Wednesday, February 22, 2012

I'm....... P-R-O-U-D!

           I seem to put a lot of people before myself... their feelings, needs...etc.... It doesn't bother me, because when I know that I have made someone smile, I smile with satisfaction.  That is all that I need, and that's just who I am.  Telling people no is my weakness.  If I was a superhero that would be the death of me.  I don't like doing it, and more times than not, I can't.  It ends up hurting me more than anything but I move on quickly because of all the experience.  I spend less time on me than anyone..... I try to say that I am going to do something to better me, and it lasts a very short time.  That's just who I am and I am alright with that.. After all no one can be me....better than myself :)
            It took a few WONDERFUL people to show me that there are things that I need to do for me... starting with my GED.... I have been putting it off forever (like 6 years)  All it took was a couple people that returned the favor and cared enough to help and push me to do it.  Those are people I will always be in debt to, and people that I will always have close to me :)
           In the last couple weeks, in the mist of doing the daily things (laundry, cleaning, kids etc...) I thought about all the things I might be able to do, if I learned self discipline.  I first had to learn that it was not always about the other people that believe in me, but that first I had to believe in myself.  So for about two weeks that is what I have been doing. 
           I did it without really thinking about all that I have accomplished.... But then I was sitting here the other night and was a little shocked at myself.  So here is the list of things that I did, things I don't do on a daily basis

~Started a routine to remember all my medication ALL THE TIME (it's not really that helpful when you are always forgetting a dose or two!)
~I started tracking my diet and eating better... (still have a little work to do one this one...so for now it's a work in progress)
~Started working out EVERYDAY sometimes 2x a day.  This is something that has been constant!
~ I cut HUGELY back on my coffee and soda daily intake.  What I used to drink in a day, I now drink in about a week.  I never drank water, and now it's bottle after bottle!
~I have accomplished night and day 2 of NO SIPPY CUPS for the kids. (this is actually for me as well.  No more waking up in the middle of the night to fill them..I finally sleep through the WHOLE night.  First time since I had Colton.  Plus they are a pain in the day too.)
~ Started to potty train Colton (NO MORE DIAPERS for me pretty soon!!!)
~I enrolled in College and start at a Business School on the 29th!!!!
~ Took a "me" day with a girlfriend in Topeka....and had a blast and not a care in the world :) A-MAZING!!!!

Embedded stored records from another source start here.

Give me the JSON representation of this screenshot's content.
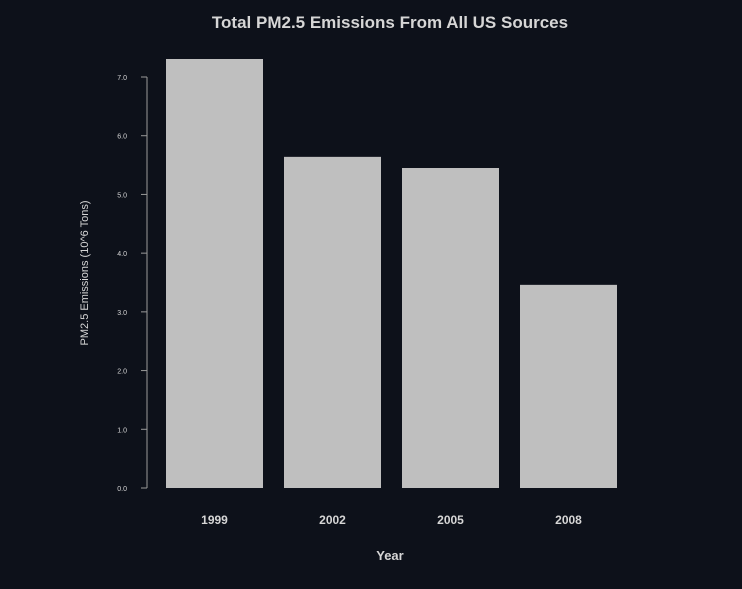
{
  "chart_data": {
    "type": "bar",
    "title": "Total PM2.5 Emissions From All US Sources",
    "xlabel": "Year",
    "ylabel": "PM2.5 Emissions (10^6 Tons)",
    "categories": [
      "1999",
      "2002",
      "2005",
      "2008"
    ],
    "values": [
      7.33,
      5.64,
      5.45,
      3.46
    ],
    "ylim": [
      0,
      7.0
    ],
    "yticks": [
      0,
      1,
      2,
      3,
      4,
      5,
      6,
      7
    ],
    "ytick_labels": [
      "0.0",
      "1.0",
      "2.0",
      "3.0",
      "4.0",
      "5.0",
      "6.0",
      "7.0"
    ],
    "grid": false,
    "legend": "none",
    "colors": {
      "background": "#0d111a",
      "bar": "#bfbfbf",
      "text": "#d6d6d6",
      "axis": "#9a9a9a"
    }
  }
}
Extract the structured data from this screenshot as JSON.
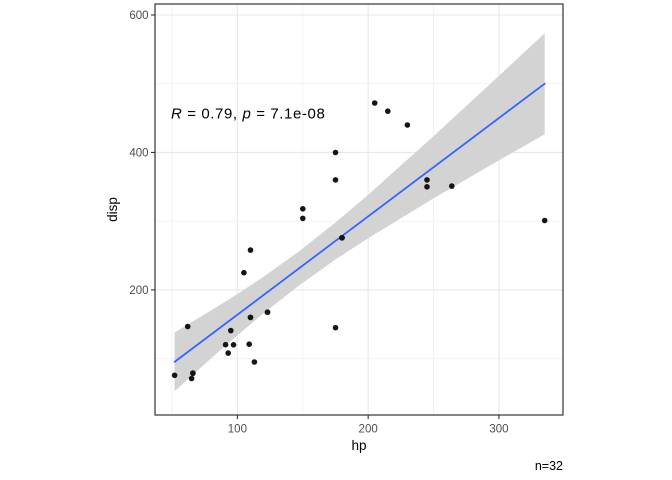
{
  "figure": {
    "background": "#ffffff"
  },
  "chart_data": {
    "type": "scatter",
    "title": "",
    "xlabel": "hp",
    "ylabel": "disp",
    "footnote": "n=32",
    "annotation": {
      "full_text": "R = 0.79, p = 7.1e-08",
      "r_symbol": "R",
      "r_rest": " = 0.79, ",
      "p_symbol": "p",
      "p_rest": " = 7.1e-08"
    },
    "x_ticks": [
      100,
      200,
      300
    ],
    "y_ticks": [
      200,
      400,
      600
    ],
    "x_minor_ticks": [
      50,
      150,
      250
    ],
    "y_minor_ticks": [
      100,
      300,
      500
    ],
    "x_domain": [
      37,
      349
    ],
    "y_domain": [
      18,
      616
    ],
    "grid": "on",
    "legend": "none",
    "points_hp_disp": [
      [
        110,
        160
      ],
      [
        110,
        160
      ],
      [
        93,
        108
      ],
      [
        110,
        258
      ],
      [
        175,
        360
      ],
      [
        105,
        225
      ],
      [
        245,
        360
      ],
      [
        62,
        146.7
      ],
      [
        95,
        140.8
      ],
      [
        123,
        167.6
      ],
      [
        123,
        167.6
      ],
      [
        180,
        275.8
      ],
      [
        180,
        275.8
      ],
      [
        180,
        275.8
      ],
      [
        205,
        472
      ],
      [
        215,
        460
      ],
      [
        230,
        440
      ],
      [
        66,
        78.7
      ],
      [
        52,
        75.7
      ],
      [
        65,
        71.1
      ],
      [
        97,
        120.1
      ],
      [
        150,
        318
      ],
      [
        150,
        304
      ],
      [
        245,
        350
      ],
      [
        175,
        400
      ],
      [
        66,
        79
      ],
      [
        91,
        120.3
      ],
      [
        113,
        95.1
      ],
      [
        264,
        351
      ],
      [
        175,
        145
      ],
      [
        335,
        301
      ],
      [
        109,
        121
      ]
    ],
    "regression_line": {
      "x": [
        52,
        335
      ],
      "y": [
        95.3,
        500.1
      ]
    },
    "conf_band": [
      [
        52,
        52.6,
        138.0
      ],
      [
        80,
        100.6,
        170.2
      ],
      [
        100,
        133.8,
        194.1
      ],
      [
        120,
        166.0,
        219.2
      ],
      [
        146.7,
        205.9,
        255.5
      ],
      [
        175,
        244.3,
        298.1
      ],
      [
        200,
        275.3,
        338.5
      ],
      [
        250,
        333.1,
        423.7
      ],
      [
        300,
        388.4,
        511.4
      ],
      [
        335,
        426.6,
        573.4
      ]
    ],
    "colors": {
      "line": "#3366FF",
      "band": "#D3D3D3",
      "point": "#151515",
      "grid_major": "#E8E8E8",
      "grid_minor": "#F1F1F1",
      "panel_border": "#333333",
      "tick_mark": "#333333",
      "tick_label": "#4D4D4D",
      "text": "#000000"
    }
  }
}
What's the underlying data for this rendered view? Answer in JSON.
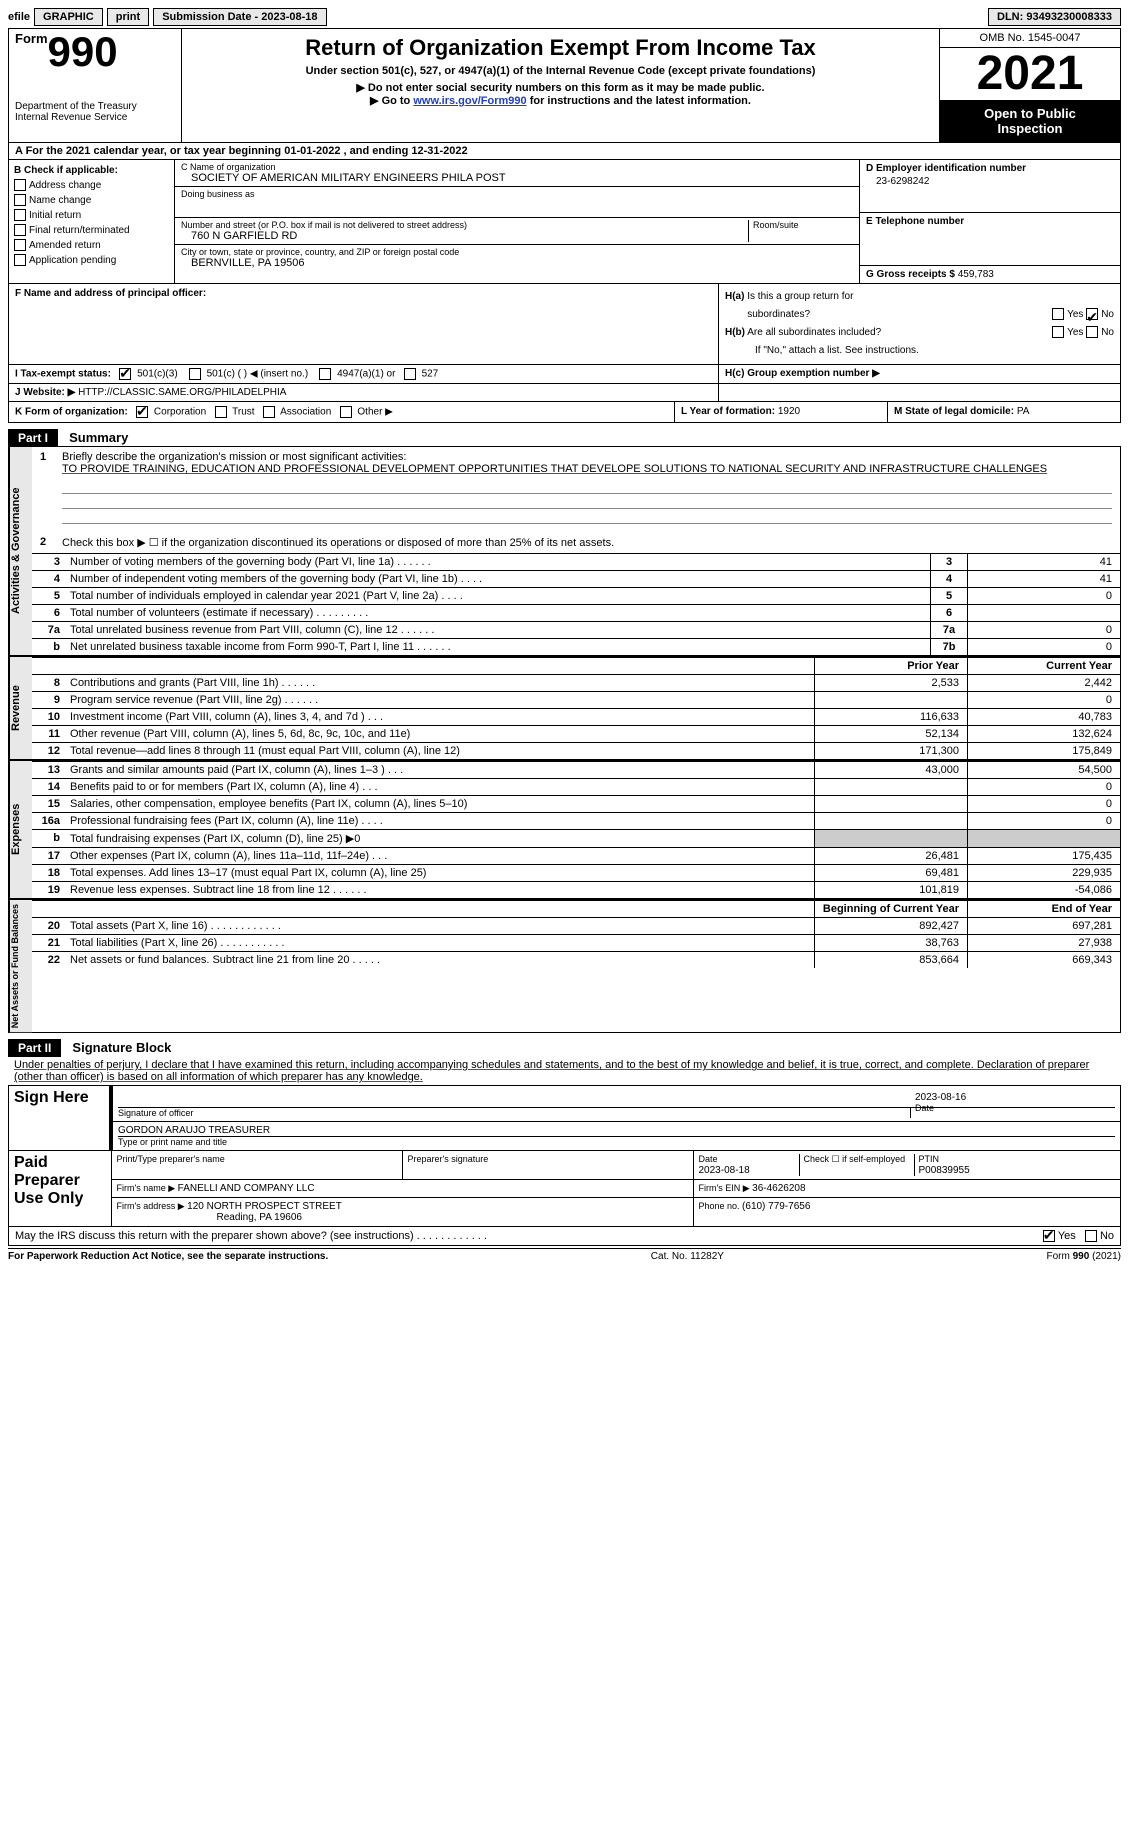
{
  "topbar": {
    "efile_prefix": "efile",
    "graphic_btn": "GRAPHIC",
    "print_btn": "print",
    "submission_label": "Submission Date - ",
    "submission_date": "2023-08-18",
    "dln_label": "DLN: ",
    "dln": "93493230008333"
  },
  "header": {
    "form_word": "Form",
    "form_num": "990",
    "dept_line1": "Department of the Treasury",
    "dept_line2": "Internal Revenue Service",
    "title": "Return of Organization Exempt From Income Tax",
    "subtitle": "Under section 501(c), 527, or 4947(a)(1) of the Internal Revenue Code (except private foundations)",
    "arrow1": "▶ Do not enter social security numbers on this form as it may be made public.",
    "arrow2_prefix": "▶ Go to ",
    "arrow2_link": "www.irs.gov/Form990",
    "arrow2_suffix": " for instructions and the latest information.",
    "omb": "OMB No. 1545-0047",
    "tax_year": "2021",
    "open_public_line1": "Open to Public",
    "open_public_line2": "Inspection"
  },
  "row_a": {
    "prefix": "A For the 2021 calendar year, or tax year beginning ",
    "begin": "01-01-2022",
    "mid": "    , and ending ",
    "end": "12-31-2022"
  },
  "col_b": {
    "header": "B Check if applicable:",
    "opt1": "Address change",
    "opt2": "Name change",
    "opt3": "Initial return",
    "opt4": "Final return/terminated",
    "opt5": "Amended return",
    "opt6": "Application pending"
  },
  "col_c": {
    "name_label": "C Name of organization",
    "name_val": "SOCIETY OF AMERICAN MILITARY ENGINEERS PHILA POST",
    "dba_label": "Doing business as",
    "dba_val": "",
    "street_label": "Number and street (or P.O. box if mail is not delivered to street address)",
    "street_val": "760 N GARFIELD RD",
    "room_label": "Room/suite",
    "room_val": "",
    "city_label": "City or town, state or province, country, and ZIP or foreign postal code",
    "city_val": "BERNVILLE, PA  19506"
  },
  "col_d": {
    "ein_label": "D Employer identification number",
    "ein_val": "23-6298242",
    "phone_label": "E Telephone number",
    "phone_val": "",
    "gross_label": "G Gross receipts $ ",
    "gross_val": "459,783"
  },
  "row_f": {
    "label": "F  Name and address of principal officer:",
    "val": ""
  },
  "row_h": {
    "ha_label": "H(a)  Is this a group return for subordinates?",
    "hb_label": "H(b)  Are all subordinates included?",
    "hb_note": "If \"No,\" attach a list. See instructions.",
    "hc_label": "H(c)  Group exemption number ▶",
    "yes": "Yes",
    "no": "No"
  },
  "row_i": {
    "label": "I    Tax-exempt status:",
    "opt1": "501(c)(3)",
    "opt2": "501(c) (  ) ◀ (insert no.)",
    "opt3": "4947(a)(1) or",
    "opt4": "527"
  },
  "row_j": {
    "label": "J   Website: ▶  ",
    "val": "HTTP://CLASSIC.SAME.ORG/PHILADELPHIA"
  },
  "row_k": {
    "label": "K Form of organization:",
    "opt1": "Corporation",
    "opt2": "Trust",
    "opt3": "Association",
    "opt4": "Other ▶"
  },
  "row_l": {
    "label": "L Year of formation: ",
    "val": "1920"
  },
  "row_m": {
    "label": "M State of legal domicile: ",
    "val": "PA"
  },
  "part1": {
    "bar": "Part I",
    "title": "Summary",
    "side1": "Activities & Governance",
    "side2": "Revenue",
    "side3": "Expenses",
    "side4": "Net Assets or Fund Balances",
    "line1_label": "Briefly describe the organization's mission or most significant activities:",
    "line1_val": "TO PROVIDE TRAINING, EDUCATION AND PROFESSIONAL DEVELOPMENT OPPORTUNITIES THAT DEVELOPE SOLUTIONS TO NATIONAL SECURITY AND INFRASTRUCTURE CHALLENGES",
    "line2": "Check this box ▶ ☐  if the organization discontinued its operations or disposed of more than 25% of its net assets.",
    "prior_hdr": "Prior Year",
    "current_hdr": "Current Year",
    "begin_hdr": "Beginning of Current Year",
    "end_hdr": "End of Year",
    "rows_gov": [
      {
        "n": "3",
        "d": "Number of voting members of the governing body (Part VI, line 1a)   .    .    .    .    .    .",
        "box": "3",
        "v": "41"
      },
      {
        "n": "4",
        "d": "Number of independent voting members of the governing body (Part VI, line 1b)   .    .    .    .",
        "box": "4",
        "v": "41"
      },
      {
        "n": "5",
        "d": "Total number of individuals employed in calendar year 2021 (Part V, line 2a)   .    .    .    .",
        "box": "5",
        "v": "0"
      },
      {
        "n": "6",
        "d": "Total number of volunteers (estimate if necessary)    .    .    .    .    .    .    .    .    .",
        "box": "6",
        "v": ""
      },
      {
        "n": "7a",
        "d": "Total unrelated business revenue from Part VIII, column (C), line 12    .    .    .    .    .    .",
        "box": "7a",
        "v": "0"
      },
      {
        "n": "b",
        "d": "Net unrelated business taxable income from Form 990-T, Part I, line 11    .    .    .    .    .    .",
        "box": "7b",
        "v": "0"
      }
    ],
    "rows_rev": [
      {
        "n": "8",
        "d": "Contributions and grants (Part VIII, line 1h)    .    .    .    .    .    .",
        "p": "2,533",
        "c": "2,442"
      },
      {
        "n": "9",
        "d": "Program service revenue (Part VIII, line 2g)    .    .    .    .    .    .",
        "p": "",
        "c": "0"
      },
      {
        "n": "10",
        "d": "Investment income (Part VIII, column (A), lines 3, 4, and 7d )    .    .    .",
        "p": "116,633",
        "c": "40,783"
      },
      {
        "n": "11",
        "d": "Other revenue (Part VIII, column (A), lines 5, 6d, 8c, 9c, 10c, and 11e)",
        "p": "52,134",
        "c": "132,624"
      },
      {
        "n": "12",
        "d": "Total revenue—add lines 8 through 11 (must equal Part VIII, column (A), line 12)",
        "p": "171,300",
        "c": "175,849"
      }
    ],
    "rows_exp": [
      {
        "n": "13",
        "d": "Grants and similar amounts paid (Part IX, column (A), lines 1–3 )   .    .    .",
        "p": "43,000",
        "c": "54,500"
      },
      {
        "n": "14",
        "d": "Benefits paid to or for members (Part IX, column (A), line 4)   .    .    .",
        "p": "",
        "c": "0"
      },
      {
        "n": "15",
        "d": "Salaries, other compensation, employee benefits (Part IX, column (A), lines 5–10)",
        "p": "",
        "c": "0"
      },
      {
        "n": "16a",
        "d": "Professional fundraising fees (Part IX, column (A), line 11e)   .    .    .    .",
        "p": "",
        "c": "0"
      },
      {
        "n": "b",
        "d": "Total fundraising expenses (Part IX, column (D), line 25) ▶0",
        "p": "shade",
        "c": "shade"
      },
      {
        "n": "17",
        "d": "Other expenses (Part IX, column (A), lines 11a–11d, 11f–24e)    .    .    .",
        "p": "26,481",
        "c": "175,435"
      },
      {
        "n": "18",
        "d": "Total expenses. Add lines 13–17 (must equal Part IX, column (A), line 25)",
        "p": "69,481",
        "c": "229,935"
      },
      {
        "n": "19",
        "d": "Revenue less expenses. Subtract line 18 from line 12   .    .    .    .    .    .",
        "p": "101,819",
        "c": "-54,086"
      }
    ],
    "rows_net": [
      {
        "n": "20",
        "d": "Total assets (Part X, line 16)   .    .    .    .    .    .    .    .    .    .    .    .",
        "p": "892,427",
        "c": "697,281"
      },
      {
        "n": "21",
        "d": "Total liabilities (Part X, line 26)   .    .    .    .    .    .    .    .    .    .    .",
        "p": "38,763",
        "c": "27,938"
      },
      {
        "n": "22",
        "d": "Net assets or fund balances. Subtract line 21 from line 20   .    .    .    .    .",
        "p": "853,664",
        "c": "669,343"
      }
    ]
  },
  "part2": {
    "bar": "Part II",
    "title": "Signature Block",
    "declaration": "Under penalties of perjury, I declare that I have examined this return, including accompanying schedules and statements, and to the best of my knowledge and belief, it is true, correct, and complete. Declaration of preparer (other than officer) is based on all information of which preparer has any knowledge.",
    "sign_here": "Sign Here",
    "sig_officer_label": "Signature of officer",
    "sig_date_val": "2023-08-16",
    "sig_date_label": "Date",
    "sig_name_val": "GORDON ARAUJO  TREASURER",
    "sig_name_label": "Type or print name and title",
    "paid_prep": "Paid Preparer Use Only",
    "prep_name_label": "Print/Type preparer's name",
    "prep_name_val": "",
    "prep_sig_label": "Preparer's signature",
    "prep_date_label": "Date",
    "prep_date_val": "2023-08-18",
    "prep_check_label": "Check ☐ if self-employed",
    "ptin_label": "PTIN",
    "ptin_val": "P00839955",
    "firm_name_label": "Firm's name      ▶ ",
    "firm_name_val": "FANELLI AND COMPANY LLC",
    "firm_ein_label": "Firm's EIN ▶ ",
    "firm_ein_val": "36-4626208",
    "firm_addr_label": "Firm's address ▶ ",
    "firm_addr_val1": "120 NORTH PROSPECT STREET",
    "firm_addr_val2": "Reading, PA  19606",
    "firm_phone_label": "Phone no. ",
    "firm_phone_val": "(610) 779-7656",
    "may_irs": "May the IRS discuss this return with the preparer shown above? (see instructions)    .    .    .    .    .    .    .    .    .    .    .    .",
    "yes": "Yes",
    "no": "No"
  },
  "footer": {
    "left": "For Paperwork Reduction Act Notice, see the separate instructions.",
    "center": "Cat. No. 11282Y",
    "right": "Form 990 (2021)"
  }
}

       Maybe none of this seems like much.  I just feel like I have done more for me in 2 weeks than I have in like 4 years.  It was a good feeling...a little guilty at times, but GOOD to do me for a little while.  As I reflected back on all this, I smiled.... and said WOW, i am proud of it all!!! I have to say with all honesty that I have never actually said that to myself or felt the way that I did at that moment. 
      In the end, do you for a change.  Making other people happy is a fantastic thing, but when you can look back and be proud of you, it's bittersweet! In a few years, I probably won't remember it, but it is really a HUGE boost of confidence.  The fact that I am not scared anymore of what an outcome might be or where a road might lead.  I know that no matter what I can smile and overcome... Even if it takes a little boost from other people.  I really do hope that those that have helped so much know how awesome it was to have them there for me, and how much it impacted so much more!!!!


I DARE you to do something that you have been scared to do... it might change more than you think !

1 comment:

  1. Love you friend!! And those things you're doing for yourself are HUGE!!! So proud of you!!